In conclusion, schools should give less homework for the sake of students' health, both mental and physical, and to develop important social skills.  As a teacher I had in grade eight once quoted, "Don't let your education get in the way of your education."

Sunday, October 12, 2014

New NaNo, new genre

For this year's NaNoWriMo (national novel writing month), I'm venturing into the place where no one I know in real life would ever expect to find me (and that's just how I want it): Historical Fiction.  Usually, I'm a dystopian and sci-fi kind of person to the extreme point where my characters aren't always recognizable as human beings with relatable emotions and abilities anymore: you know what I'm talking about.  While Tris and Katniss may be awesome, and sure, there are some ways you can tell they're human, who is actually in a situation that would be familiar to either of them?  (And conversely, is their situation ever familiar to you?)  I'm not saying anything against stories like that -I enjoyed those trilogies as much as the next person- but I wanted something more realistic, closer to home.

I hated history in every form -subject, class, the grades I get in history class- until I decided to set my story in the Vietnam War era.  Then I found myself researching the Vietnam War... on my own time.  The history isn't my favorite part of it, but I do love being able to put myself in the shoes of the daughter of a man who was drafted for the war.  While I'm 15 years old and obviously have never experienced my father being drafted for war like my main character, Emma, has, I can still put her in a realistic world and have her live a realistic life that honestly, most people can relate to.  They know what she's talking about.  She's going to school, trying to make friends, trying to fit into a new place, and even if you've never been the new kid, she still goes home every day and to sleep every night and she's not on a train to a capitol where she's going to shoot bows and arrows, and she isn't climbing abandoned ferris wheels and taking aptitude tests.  She's doing what you do.  And to me, that makes it so much easier to get into a novel and connect with characters.

I've always loved reading sci-fi and dystopian for the fast pace and crazy suspense and adventure, but if I had to pick favorites every single one that comes to mind is realistic or historical fiction.  Summer Hawk by Deborah Savage and Waiting For Normal by Leslie Connor come to mind.

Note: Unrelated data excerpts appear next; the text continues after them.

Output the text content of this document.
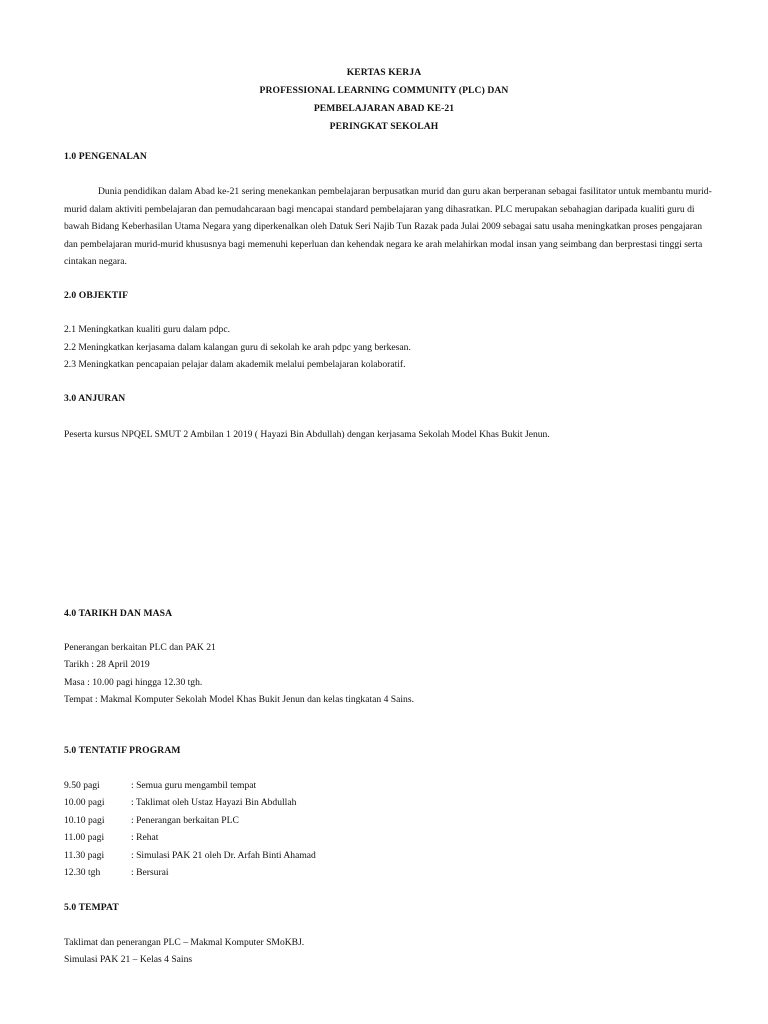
KERTAS KERJA
PROFESSIONAL LEARNING COMMUNITY (PLC) DAN
PEMBELAJARAN ABAD KE-21
PERINGKAT SEKOLAH
1.0 PENGENALAN
Dunia pendidikan dalam Abad ke-21 sering menekankan pembelajaran berpusatkan murid dan guru akan berperanan sebagai fasilitator untuk membantu murid-murid dalam aktiviti pembelajaran dan pemudahcaraan bagi mencapai standard pembelajaran yang dihasratkan. PLC merupakan sebahagian daripada kualiti guru di bawah Bidang Keberhasilan Utama Negara yang diperkenalkan oleh Datuk Seri Najib Tun Razak pada Julai 2009 sebagai satu usaha meningkatkan proses pengajaran dan pembelajaran murid-murid khususnya bagi memenuhi keperluan dan kehendak negara ke arah melahirkan modal insan yang seimbang dan berprestasi tinggi serta cintakan negara.
2.0 OBJEKTIF
2.1 Meningkatkan kualiti guru dalam pdpc.
2.2 Meningkatkan kerjasama dalam kalangan guru di sekolah ke arah pdpc yang berkesan.
2.3 Meningkatkan pencapaian pelajar dalam akademik melalui pembelajaran kolaboratif.
3.0 ANJURAN
Peserta kursus NPQEL SMUT 2 Ambilan 1 2019 ( Hayazi Bin Abdullah) dengan kerjasama Sekolah Model Khas Bukit Jenun.
4.0 TARIKH DAN MASA
Penerangan berkaitan PLC dan PAK 21
Tarikh : 28 April 2019
Masa : 10.00 pagi hingga 12.30 tgh.
Tempat : Makmal Komputer Sekolah Model Khas Bukit Jenun dan kelas tingkatan 4 Sains.
5.0 TENTATIF PROGRAM
9.50 pagi	: Semua guru mengambil tempat
10.00 pagi	: Taklimat oleh Ustaz Hayazi Bin Abdullah
10.10 pagi	: Penerangan berkaitan PLC
11.00 pagi	: Rehat
11.30 pagi	: Simulasi PAK 21 oleh Dr. Arfah Binti Ahamad
12.30 tgh	: Bersurai
5.0 TEMPAT
Taklimat dan penerangan PLC – Makmal Komputer SMoKBJ.
Simulasi PAK 21 – Kelas 4 Sains
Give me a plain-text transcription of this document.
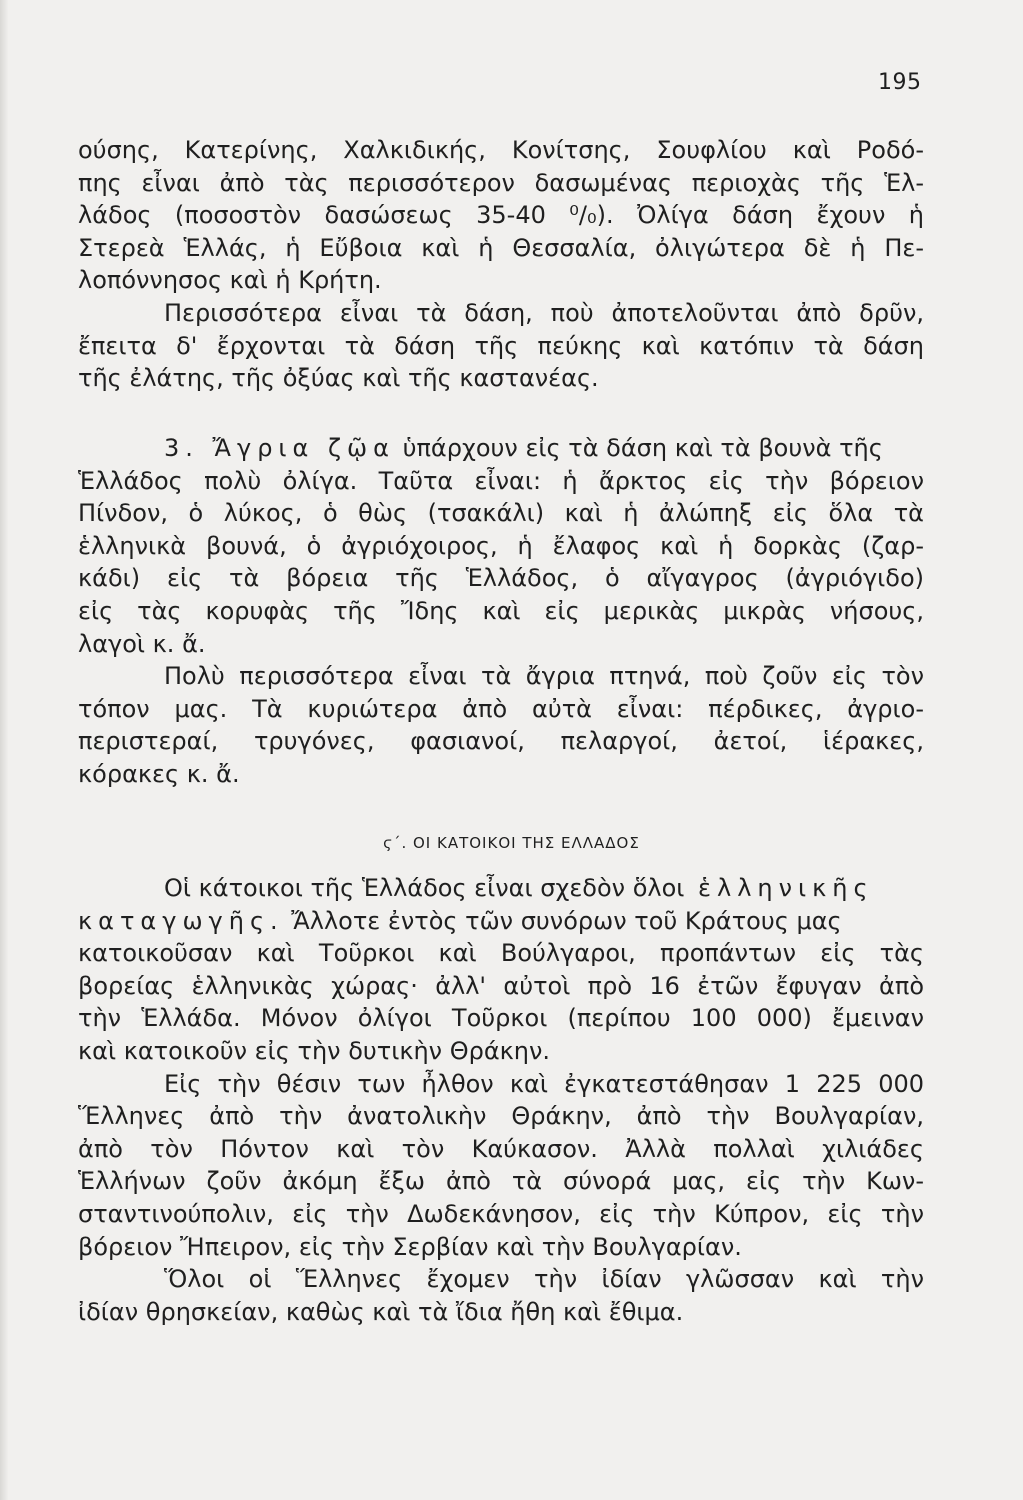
195
ούσης, Κατερίνης, Χαλκιδικής, Κονίτσης, Σουφλίου καὶ Ροδό-
πης εἶναι ἀπὸ τὰς περισσότερον δασωμένας περιοχὰς τῆς Ἑλ-
λάδος (ποσοστὸν δασώσεως 35-40 ⁰/₀). Ὀλίγα δάση ἔχουν ἡ
Στερεὰ Ἑλλάς, ἡ Εὔβοια καὶ ἡ Θεσσαλία, ὀλιγώτερα δὲ ἡ Πε-
λοπόννησος καὶ ἡ Κρήτη.
Περισσότερα εἶναι τὰ δάση, ποὺ ἀποτελοῦνται ἀπὸ δρῦν,
ἔπειτα δ' ἔρχονται τὰ δάση τῆς πεύκης καὶ κατόπιν τὰ δάση
τῆς ἐλάτης, τῆς ὀξύας καὶ τῆς καστανέας.
3. Ἄγρια ζῷα ὑπάρχουν εἰς τὰ δάση καὶ τὰ βουνὰ τῆς
Ἑλλάδος πολὺ ὀλίγα. Ταῦτα εἶναι: ἡ ἄρκτος εἰς τὴν βόρειον
Πίνδον, ὁ λύκος, ὁ θὼς (τσακάλι) καὶ ἡ ἀλώπηξ εἰς ὅλα τὰ
ἑλληνικὰ βουνά, ὁ ἀγριόχοιρος, ἡ ἔλαφος καὶ ἡ δορκὰς (ζαρ-
κάδι) εἰς τὰ βόρεια τῆς Ἑλλάδος, ὁ αἴγαγρος (ἀγριόγιδο)
εἰς τὰς κορυφὰς τῆς Ἴδης καὶ εἰς μερικὰς μικρὰς νήσους,
λαγοὶ κ. ἄ.
Πολὺ περισσότερα εἶναι τὰ ἄγρια πτηνά, ποὺ ζοῦν εἰς τὸν
τόπον μας. Τὰ κυριώτερα ἀπὸ αὐτὰ εἶναι: πέρδικες, ἀγριο-
περιστεραί, τρυγόνες, φασιανοί, πελαργοί, ἀετοί, ἱέρακες,
κόρακες κ. ἄ.
ϛ΄. ΟΙ ΚΑΤΟΙΚΟΙ ΤΗΣ ΕΛΛΑΔΟΣ
Οἱ κάτοικοι τῆς Ἑλλάδος εἶναι σχεδὸν ὅλοι ἑλληνικῆς
καταγωγῆς. Ἄλλοτε ἐντὸς τῶν συνόρων τοῦ Κράτους μας
κατοικοῦσαν καὶ Τοῦρκοι καὶ Βούλγαροι, προπάντων εἰς τὰς
βορείας ἑλληνικὰς χώρας· ἀλλ' αὐτοὶ πρὸ 16 ἐτῶν ἔφυγαν ἀπὸ
τὴν Ἑλλάδα. Μόνον ὀλίγοι Τοῦρκοι (περίπου 100 000) ἔμειναν
καὶ κατοικοῦν εἰς τὴν δυτικὴν Θράκην.
Εἰς τὴν θέσιν των ἦλθον καὶ ἐγκατεστάθησαν 1 225 000
Ἕλληνες ἀπὸ τὴν ἀνατολικὴν Θράκην, ἀπὸ τὴν Βουλγαρίαν,
ἀπὸ τὸν Πόντον καὶ τὸν Καύκασον. Ἀλλὰ πολλαὶ χιλιάδες
Ἑλλήνων ζοῦν ἀκόμη ἔξω ἀπὸ τὰ σύνορά μας, εἰς τὴν Κων-
σταντινούπολιν, εἰς τὴν Δωδεκάνησον, εἰς τὴν Κύπρον, εἰς τὴν
βόρειον Ἤπειρον, εἰς τὴν Σερβίαν καὶ τὴν Βουλγαρίαν.
Ὅλοι οἱ Ἕλληνες ἔχομεν τὴν ἰδίαν γλῶσσαν καὶ τὴν
ἰδίαν θρησκείαν, καθὼς καὶ τὰ ἴδια ἤθη καὶ ἔθιμα.
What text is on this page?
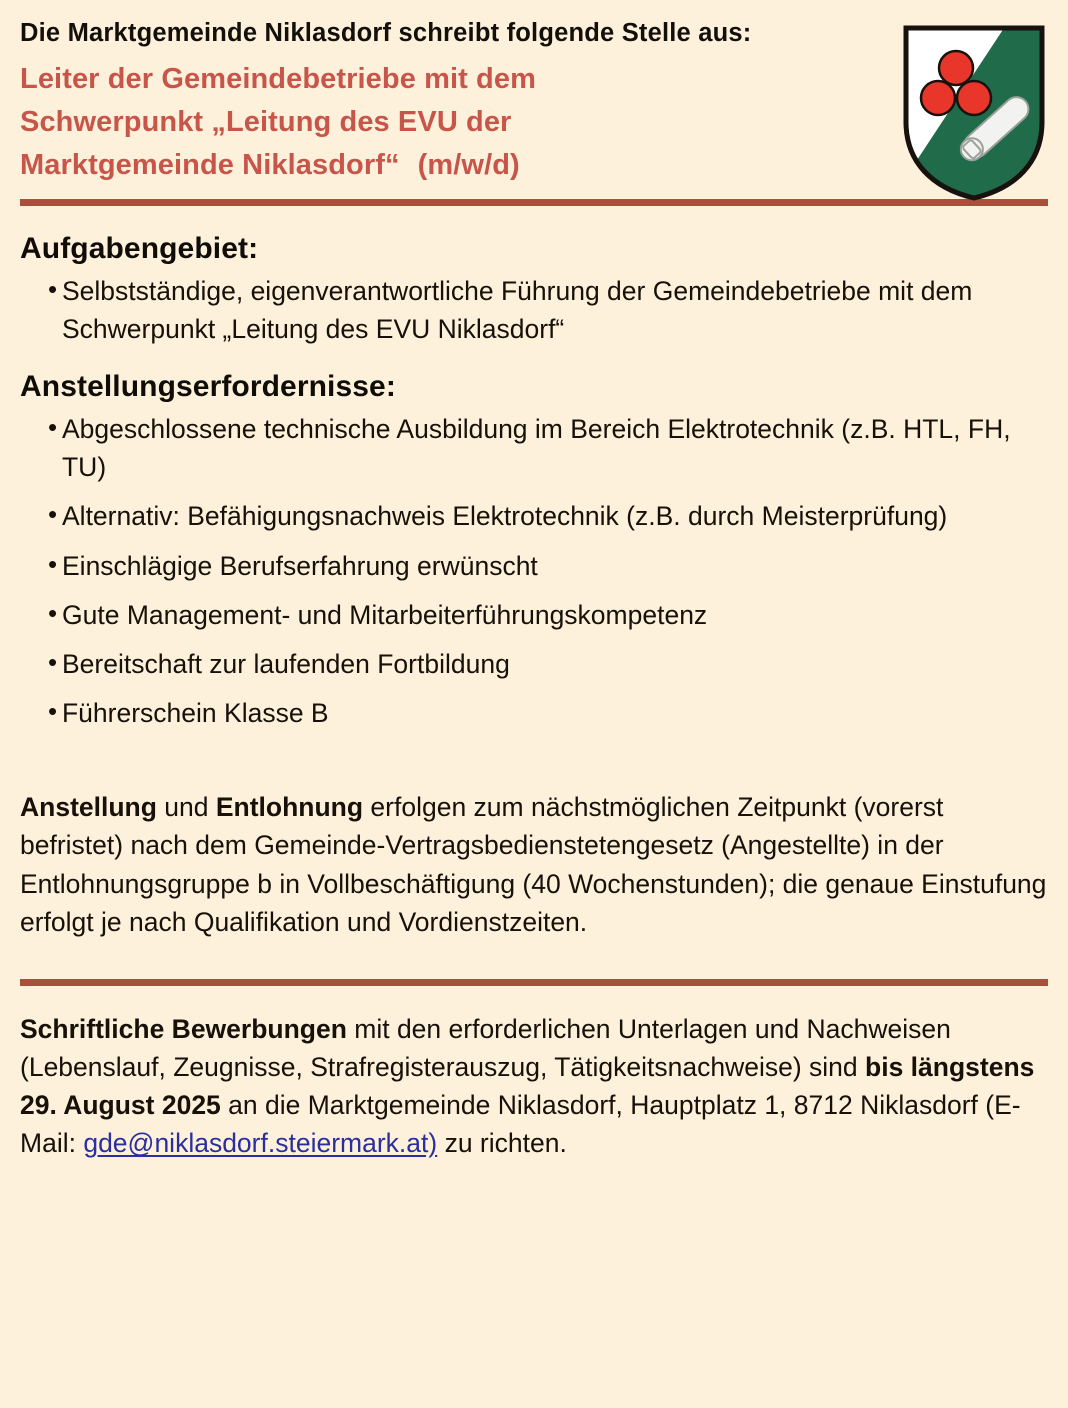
Die Marktgemeinde Niklasdorf schreibt folgende Stelle aus:

Leiter der Gemeindebetriebe mit dem
Schwerpunkt „Leitung des EVU der
Marktgemeinde Niklasdorf“ (m/w/d)
Aufgabengebiet:
• Selbstständige, eigenverantwortliche Führung der Gemeindebetriebe mit dem Schwerpunkt „Leitung des EVU Niklasdorf“
Anstellungserfordernisse:
• Abgeschlossene technische Ausbildung im Bereich Elektrotechnik (z.B. HTL, FH, TU)
• Alternativ: Befähigungsnachweis Elektrotechnik (z.B. durch Meisterprüfung)
• Einschlägige Berufserfahrung erwünscht
• Gute Management- und Mitarbeiterführungskompetenz
• Bereitschaft zur laufenden Fortbildung
• Führerschein Klasse B

Anstellung und Entlohnung erfolgen zum nächstmöglichen Zeitpunkt (vorerst befristet) nach dem Gemeinde-Vertragsbedienstetengesetz (Angestellte) in der Entlohnungsgruppe b in Vollbeschäftigung (40 Wochenstunden); die genaue Einstufung erfolgt je nach Qualifikation und Vordienstzeiten.

Schriftliche Bewerbungen mit den erforderlichen Unterlagen und Nachweisen (Lebenslauf, Zeugnisse, Strafregisterauszug, Tätigkeitsnachweise) sind bis längstens 29. August 2025 an die Marktgemeinde Niklasdorf, Hauptplatz 1, 8712 Niklasdorf (E-Mail: gde@niklasdorf.steiermark.at) zu richten.
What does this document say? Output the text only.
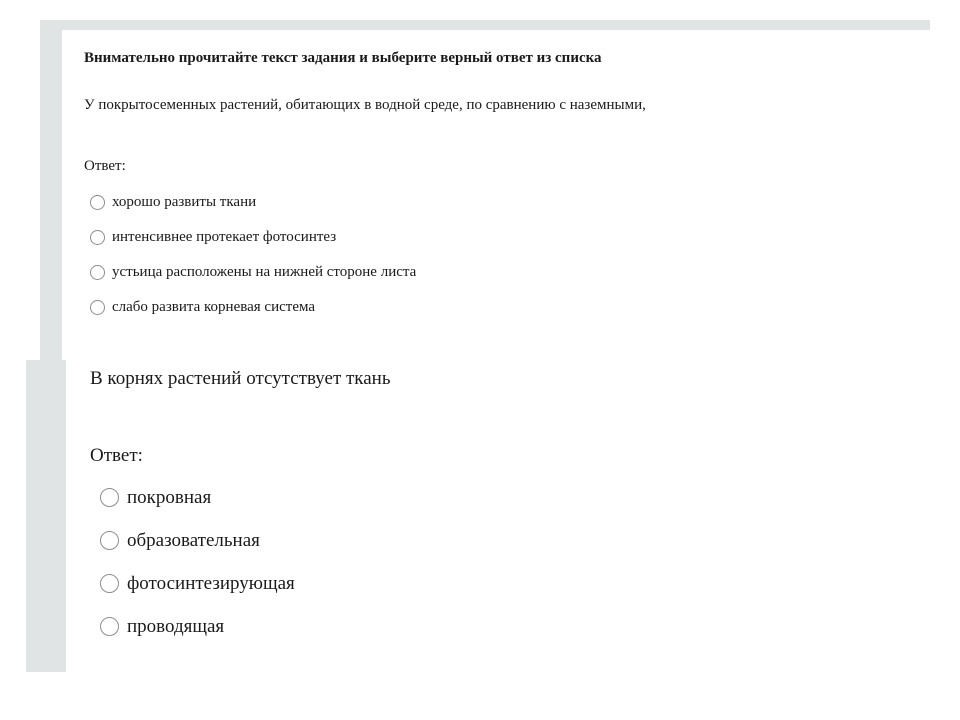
Внимательно прочитайте текст задания и выберите верный ответ из списка
У покрытосеменных растений, обитающих в водной среде, по сравнению с наземными,
Ответ:
хорошо развиты ткани
интенсивнее протекает фотосинтез
устьица расположены на нижней стороне листа
слабо развита корневая система
В корнях растений отсутствует ткань
Ответ:
покровная
образовательная
фотосинтезирующая
проводящая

I've never written in this genre before and I'm not sure how it will go, but I'm actually doing preplanning for this year's Nano (!), and I can already see how much more I have than when I was writing sci-fi and had a tendency to jump from one plot point to the next without developing my characters as human beings.  Last year, I was focusing on having my characters running away from a sinister government that wanted to experiment on them and throwing in some awkward romance scenes without bothering to ask what they were running from.  Why was the government sinister?  What happened that changed our world into theirs?  Why did a genetic mutation come about allowing them to be struck by lightning?  It couldn't just be random, that goes against everything dictated by biology.  And I didn't want to focus on the running, hiding, motion.  I wanted to zoom in on the small moments that come in a world that, while it may change to make sci-fi reality someday, isn't so alien yet.  Or even a time, like the 1960's, where the modern world was evolving but yet still simpler than today.

A time I and the readers can understand.  And that's why writing in a different genre is so important to me.  Because it isn't new, and different, not really, and I'm starting to get older and see that it isn't about being the first, or furthest ahead- for me at least, it's about creating what I know and making it beautiful.

Are you planning to participate in NaNoWriMo?  If so, what are your plans?  Plot?  Characters?  Genre? 

How do you want to make your readers feel?